Flash and Fire Point Test
At high temperatures depending upon the grades of bitumen, materials leave out volatiles. And these volatiles catches fire which is very hazardous and therefore it is essential to qualify this temperature for each bitumen grade. BIS defined the flashpoint as the temperature at which the vapour of bitumen momentarily catches fire in the form of flash under specified test conditions. The fire point is defined as the lowest temperature under specified test conditions at which the bituminous material gets ignited and burns.

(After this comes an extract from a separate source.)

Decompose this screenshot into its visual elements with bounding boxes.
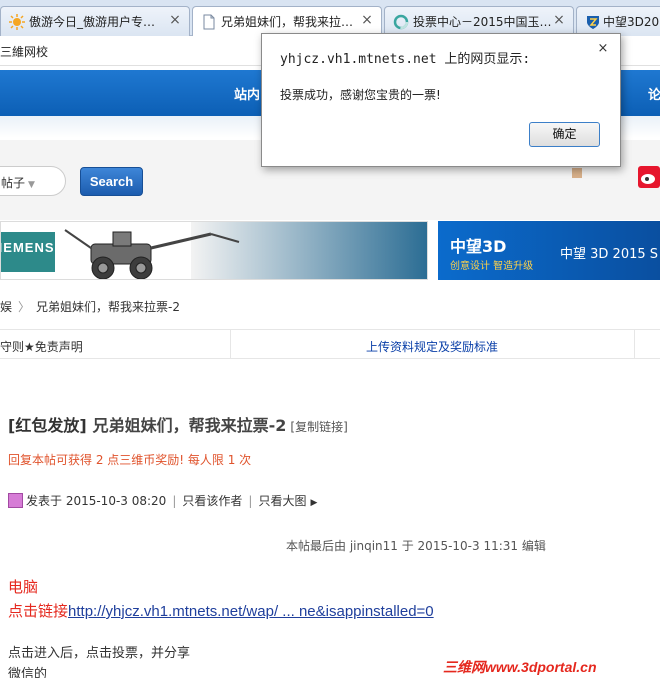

Normally the consistency of bituminous material can be measured either by penetration test or viscosity test. But for a certain range of consistencies, these tests are not applicable and Float test is used. The apparatus consists of an aluminium float and a brass collar filled with bitumen to be tested. The specimen in the mould is cooled to a temperature of 5°C and screwed in to float. The total test assembly is floated in the water bath at 50°C and the time required for water to pass its way through the specimen plug is noted in seconds and is expressed as the float value.
Water Content Test
It is desirable that the bitumen contains minimum water content to prevent foaming of the bitumen when it is heated above the boiling point of water. The water in bitumen is determined by mixing the known weight of specimen in a pure petroleum distillate free from water, heating, and distilling off the water. The weight of the water condensed and collected is expressed as a percentage by weight of the original sample. The allowable maximum water content should not be more than 0.2% by weight.
Loss on Heating Test
When the bitumen is heated it loses the volatility and gets hardened. About 50gm of the sample is weighed and heated to a temperature of 163°C for 5 hours in a specified oven designed for this test. The sample specimen is weighed again after the heating period and loss in weight is expressed a percentage by weight of the original sample. Bitumen used in pavement mixes should not indicate more than 1% loss in weight, but for bitumen having penetration values 150-200 up to 2% loss in weight is allowed.